Ce n’est ni la destination romantique pour une escapade amoureuse, ni une belle cité balnéaire. Coincée entre Lille, désormais à une heure de train de Paris dont le dynamisme culturel a explosé ces dernières années et la Belgique à l’architecture douce et envoûtante, la ville du bout de la France n’est pas pratique d’accès et n’a gardé qu’une poignée de monuments historiques dans son centre-ville. Son côté spectaculaire, ce serait plutôt les gigantesques usines d’aciérie et de sidérurgie qui, dit-on, la nuit illuminent le quartier industriel de Dunkerque de feux électriques d’une poésie urbaine surprenante.

Malgré cela, ou plutôt en raison de son aspect de ville nouvelle et industrielle, Dunkerque est une ville d’art moderne.
Aude Cordonnier qui dirige le LAAC (lieu d’art et action contemporaine) et le musée des Beaux-Arts de Dunkerque a voulu organiser autour de Personnage brun-rouge, une toile d’Olivier Debré qui appartient au musée, une exposition qui présente les premiers signes-personnages de l’artiste. Autour de ses premières toiles très sombres, peintes dès la fin de la seconde guerre mondiale, dans lesquelles on perçoit à la fois l’influence de Picasso et l’impossibilité de figurer l’horreur des camps, laquelle fera écrire quelques années plus tard à Adorno qu’après une telle négation de l’homme toute poésie devient impossible, sont disposées les premières œuvres de signes-musiciens de Debré dans lesquelles le brun et le vert s’imposent comme les premières couleurs, jusqu’à un magnifique Bleu pâle à Royan, qui se libère définitivement de toute figuration. Dans les toiles de signes-personnages, la figuration est encore présente, même sous-jacente et presque effacée ; les lignes verticales et horizontales font penser à des personnages fondus dans la matière, que l’on cherche à identifier sans y parvenir vraiment, créant une sensation d’étrangeté, de malaise et d’incompréhension. Mais lorsqu’il se met à peindre des paysages, Olivier Debré embrasse l’abstraction pure pour plaquer des couleurs d’une pureté éblouissante sur ses toiles, ainsi ce Bleu pâle à Royan qui apparaît comme le plan fixe d’un ciel dans certains films de Godard et illustre le propos de Baudelaire lorsqu’il écrivait que l’on se rend mieux compte de la profondeur d’un ciel vu par une fenêtre qu’en extérieur ; un bleu presque immaculé que dérangent à peine quelques tâches de matière colorée aux angles.

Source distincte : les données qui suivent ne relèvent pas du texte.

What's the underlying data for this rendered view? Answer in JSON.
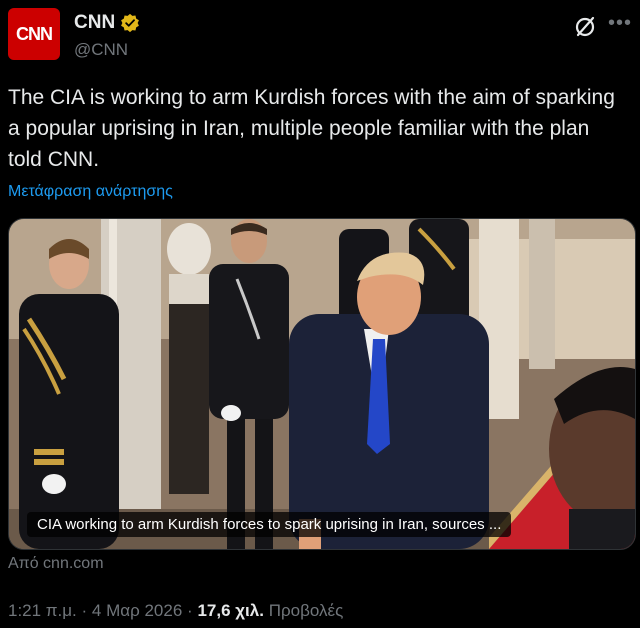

La politique du LAAC est d’accrocher systématiquement les toiles d’autres artistes de son fonds propre pour répondre et donner tout leur sens à celles de l’artiste mis en avant, ce qui permet à la fois d’explorer une partie des richesses de son patrimoine et de faire rêver le visiteur à d’autres possibilités, d’autres horizons.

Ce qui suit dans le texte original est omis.